DC response of an RL filter: For the RL network from Problem 50561, if a 15 V DC input is applied and the output is measured across the inductor, what is the steady-state output voltage?

Introduction / Context:
This question checks your understanding of the steady-state DC behavior of inductors in basic RL filters. The output is taken across the inductor, and the input is a constant (DC) voltage source.

Given Data / Assumptions:

• Input is DC: Vin = 15 V (constant).
• RL network as previously described: R in series with L.
• Output node is across the inductor.
• We are interested in steady-state (long after switching transients die out).

Concept / Approach:
At steady-state DC, an ideal inductor behaves like a short circuit (its reactance XL = 2 * pi * f * L is zero at f = 0). Therefore, the DC voltage drop across an ideal inductor is zero after transients have settled.

Step-by-Step Solution:
For DC (f = 0), XL = 0Inductor becomes a short ⇒ V_L(steady) = 0Hence, the steady-state output across the inductor is 0 V

Verification / Alternative check:
Transiently, immediately after application of DC, the inductor initially resists change in current and can have a non-zero voltage. But as time → ∞, current becomes constant and the inductor drop goes to zero.

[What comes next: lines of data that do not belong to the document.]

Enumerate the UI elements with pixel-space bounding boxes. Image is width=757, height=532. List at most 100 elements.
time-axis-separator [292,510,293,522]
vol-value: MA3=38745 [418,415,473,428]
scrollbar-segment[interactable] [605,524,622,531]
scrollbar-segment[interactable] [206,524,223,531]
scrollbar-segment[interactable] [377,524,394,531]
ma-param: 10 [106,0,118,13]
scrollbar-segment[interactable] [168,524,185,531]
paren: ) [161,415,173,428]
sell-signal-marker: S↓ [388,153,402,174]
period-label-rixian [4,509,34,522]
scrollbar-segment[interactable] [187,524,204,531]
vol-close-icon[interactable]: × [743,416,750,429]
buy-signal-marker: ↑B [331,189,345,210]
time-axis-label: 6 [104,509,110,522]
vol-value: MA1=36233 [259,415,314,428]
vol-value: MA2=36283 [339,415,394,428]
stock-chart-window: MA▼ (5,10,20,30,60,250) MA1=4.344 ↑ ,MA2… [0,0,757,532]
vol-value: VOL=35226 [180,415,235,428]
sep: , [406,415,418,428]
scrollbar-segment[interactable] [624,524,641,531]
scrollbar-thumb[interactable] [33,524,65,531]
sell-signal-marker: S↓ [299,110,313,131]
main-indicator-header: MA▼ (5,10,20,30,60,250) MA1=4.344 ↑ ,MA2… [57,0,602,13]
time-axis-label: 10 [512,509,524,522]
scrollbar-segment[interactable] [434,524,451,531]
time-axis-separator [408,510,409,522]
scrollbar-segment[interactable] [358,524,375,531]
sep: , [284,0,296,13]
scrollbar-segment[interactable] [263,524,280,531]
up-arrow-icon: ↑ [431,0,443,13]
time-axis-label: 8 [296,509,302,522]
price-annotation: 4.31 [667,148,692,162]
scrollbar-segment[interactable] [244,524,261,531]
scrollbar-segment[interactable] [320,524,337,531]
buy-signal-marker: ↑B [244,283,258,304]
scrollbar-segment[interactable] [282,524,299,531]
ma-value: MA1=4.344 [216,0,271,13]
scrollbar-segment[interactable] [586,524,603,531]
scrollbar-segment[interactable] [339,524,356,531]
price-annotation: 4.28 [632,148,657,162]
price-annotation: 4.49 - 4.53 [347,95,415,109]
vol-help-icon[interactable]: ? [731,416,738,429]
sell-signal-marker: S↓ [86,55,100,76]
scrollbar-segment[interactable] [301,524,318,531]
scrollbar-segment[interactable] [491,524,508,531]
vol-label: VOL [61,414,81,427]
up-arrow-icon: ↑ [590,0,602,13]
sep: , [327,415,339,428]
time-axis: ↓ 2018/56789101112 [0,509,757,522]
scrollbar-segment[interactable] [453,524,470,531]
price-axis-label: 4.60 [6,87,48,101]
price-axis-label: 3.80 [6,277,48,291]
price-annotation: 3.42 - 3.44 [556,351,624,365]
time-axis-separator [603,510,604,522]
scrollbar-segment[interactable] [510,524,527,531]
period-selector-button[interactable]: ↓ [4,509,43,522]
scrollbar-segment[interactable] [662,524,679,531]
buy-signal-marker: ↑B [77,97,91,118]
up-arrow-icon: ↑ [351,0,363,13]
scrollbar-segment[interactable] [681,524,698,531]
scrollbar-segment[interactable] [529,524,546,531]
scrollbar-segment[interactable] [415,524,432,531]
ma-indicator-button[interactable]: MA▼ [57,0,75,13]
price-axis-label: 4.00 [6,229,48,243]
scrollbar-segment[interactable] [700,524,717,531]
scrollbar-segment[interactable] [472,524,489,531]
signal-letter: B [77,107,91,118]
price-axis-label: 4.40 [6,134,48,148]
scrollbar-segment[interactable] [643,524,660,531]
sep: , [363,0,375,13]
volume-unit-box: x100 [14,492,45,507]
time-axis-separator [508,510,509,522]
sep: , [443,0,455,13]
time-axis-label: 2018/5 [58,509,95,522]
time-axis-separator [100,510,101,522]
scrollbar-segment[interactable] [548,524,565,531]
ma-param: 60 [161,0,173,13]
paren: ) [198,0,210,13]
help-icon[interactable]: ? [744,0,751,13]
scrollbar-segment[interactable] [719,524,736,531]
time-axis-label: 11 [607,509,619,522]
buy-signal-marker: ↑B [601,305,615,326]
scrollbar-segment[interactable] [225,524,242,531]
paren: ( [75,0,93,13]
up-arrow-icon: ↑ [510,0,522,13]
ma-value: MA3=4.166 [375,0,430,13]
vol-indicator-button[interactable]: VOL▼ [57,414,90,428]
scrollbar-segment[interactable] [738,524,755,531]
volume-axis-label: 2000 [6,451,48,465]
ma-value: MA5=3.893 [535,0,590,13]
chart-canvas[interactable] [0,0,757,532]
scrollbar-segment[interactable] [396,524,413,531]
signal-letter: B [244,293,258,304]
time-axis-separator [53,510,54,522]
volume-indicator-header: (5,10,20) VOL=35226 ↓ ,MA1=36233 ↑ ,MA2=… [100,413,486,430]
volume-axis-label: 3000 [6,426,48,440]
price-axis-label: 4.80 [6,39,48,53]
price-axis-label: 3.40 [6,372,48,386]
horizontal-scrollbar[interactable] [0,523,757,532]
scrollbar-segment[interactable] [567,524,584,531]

Why Other Options Are Wrong:

• 15 V: Would require the inductor to be an open at DC, which is false.
• 7.07 V or 10.6 V: These are AC-related magnitudes (rms fractions); not applicable to steady-state DC.

Common Pitfalls:
Confusing instantaneous response with steady-state, or thinking an inductor always blocks or passes voltage like a capacitor. At DC, inductors short; capacitors open.

Final Answer:
0 V